Florida governor Ron DeSanti appears on stage with his wife Casey in Tampa, Fla., August 24, 2022. (Octavio Jones/Reuters)

Florida Governor Ron DeSantis’s reelection campaign launched a new ad on Tuesday featuring Floridians celebrating his achievements from his first term and thanking him for standing “strong for the people of Florida.”

The minute-long ad, Results, begins with DeSantis saying, “Today we delivered for the people of Florida yet again.”

The governor’s remarks are being played on a television in a restaurant, where a worker says, “He saved our jobs.” A cook adds, “and kept us going.”

The ad pans to a car mechanic who says, “They tried to shut us down and you saved our business.”

A police officer turns down the radio as DeSantis reminds Floridians of $1,000 bonuses he instituted for first responders to say the governor “had our backs.”

A veteran adds that the governor “honored our service.”

A nurse says the governor “led by facts, not fear” during the Covid-19 pandemic. A firefighter adds, “and you let us decide,” seemingly referring to the decision to get vaccinated.

The ad goes on to laud DeSantis’s decision to keep schools open during the pandemic, when schools in many progressive states closed.
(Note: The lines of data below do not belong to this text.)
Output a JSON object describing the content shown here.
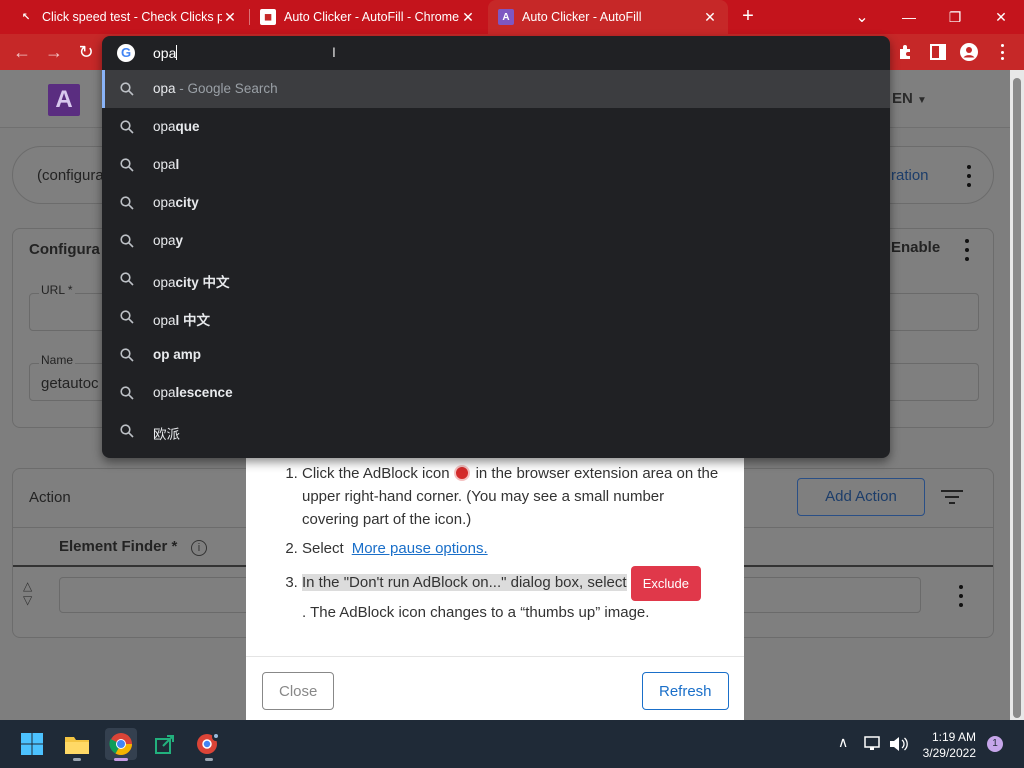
{
  "browser": {
    "tabs": [
      {
        "title": "Click speed test - Check Clicks pe",
        "active": false
      },
      {
        "title": "Auto Clicker - AutoFill - Chrome",
        "active": false
      },
      {
        "title": "Auto Clicker - AutoFill",
        "active": true
      }
    ],
    "new_tab_label": "+",
    "window_controls": {
      "minimize": "—",
      "restore": "❐",
      "close": "✕",
      "tab_search": "⌄"
    }
  },
  "omnibox": {
    "query": "opa",
    "suggestions": [
      {
        "typed": "opa",
        "completion": "",
        "hint": " - Google Search",
        "selected": true
      },
      {
        "typed": "opa",
        "completion": "que",
        "hint": ""
      },
      {
        "typed": "opa",
        "completion": "l",
        "hint": ""
      },
      {
        "typed": "opa",
        "completion": "city",
        "hint": ""
      },
      {
        "typed": "opa",
        "completion": "y",
        "hint": ""
      },
      {
        "typed": "opa",
        "completion": "city 中文",
        "hint": ""
      },
      {
        "typed": "opa",
        "completion": "l 中文",
        "hint": ""
      },
      {
        "typed": "",
        "completion": "op amp",
        "hint": ""
      },
      {
        "typed": "opa",
        "completion": "lescence",
        "hint": ""
      },
      {
        "typed": "欧派",
        "completion": "",
        "hint": ""
      }
    ]
  },
  "app": {
    "logo_letter": "A",
    "language": "EN",
    "configuration_select": "(configura",
    "configuration_link": "ration",
    "config_card_title": "Configura",
    "enable_label": "Enable",
    "url_label": "URL *",
    "name_label": "Name",
    "name_value": "getautoc",
    "action_title": "Action",
    "add_action_label": "Add Action",
    "element_finder_label": "Element Finder *"
  },
  "modal": {
    "step1_before": "Click the AdBlock icon",
    "step1_after": "in the browser extension area on the upper right-hand corner. (You may see a small number covering part of the icon.)",
    "step2_before": "Select",
    "step2_link": "More pause options.",
    "step3_before": "In the \"Don't run AdBlock on...\" dialog box, select",
    "step3_button": "Exclude",
    "step3_after": ". The AdBlock icon changes to a “thumbs up” image.",
    "close_label": "Close",
    "refresh_label": "Refresh"
  },
  "taskbar": {
    "time": "1:19 AM",
    "date": "3/29/2022",
    "notification_count": "1"
  },
  "colors": {
    "chrome_frame": "#c62828",
    "omnibox_bg": "#202124",
    "accent_blue": "#1a6fc9",
    "exclude_red": "#e0384a"
  }
}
A child says the governor let him go to school, while a woman who appeared to be his mother said the governor “gave me a voice,” likely a reference to the state’s Parental Rights in Education law.

A man in front of a church says DeSantis “protected our right to worship together in person.”

FiveThirtyEight gives DeSantis a 92 percent chance of winning reelection in November against his Democratic opponent, Charlie Crist.

The state has increasingly shifted to the right in recent years. Florida Republicans saw a voter-registration advantage over Republicans for the first time in the state’s history in December 2021. By March 2022, Republicans notched a 100,000 voter registration advantage.

DeSantis also has a massive $140 million reelection fund at his disposal.

Crist said shortly after winning his primary that he doesn’t want the governor’s supporters to vote for him in November.

“Those who support the governor should stay with him,” he said during a press conference on Wednesday. “I don’t want your vote. If you have that hate in your heart, keep it there.”

During an appearance on MSNBC he made similar comments about DeSantis being hateful: “I’m going to beat [DeSantis] because I’m running on love, and love always wins. If he wants to run on hate, culture wars, dividing people, and making people hate each other, that’s his turf. It’s not mine. I’m on different turf, and it’s what Floridians deserve.”

Crist has claimed that the upcoming election is “Democrats’ last chance to stop” DeSantis before he runs for president. DeSantis, a rising star in the GOP, is seen as a likely contender for the presidency in 2024, though he has not confirmed that he plans to run.

“And it’s going to be a lot cheaper to do it in Florida than it would be to do it in 50 states,” Crist said. “So let’s do it now.”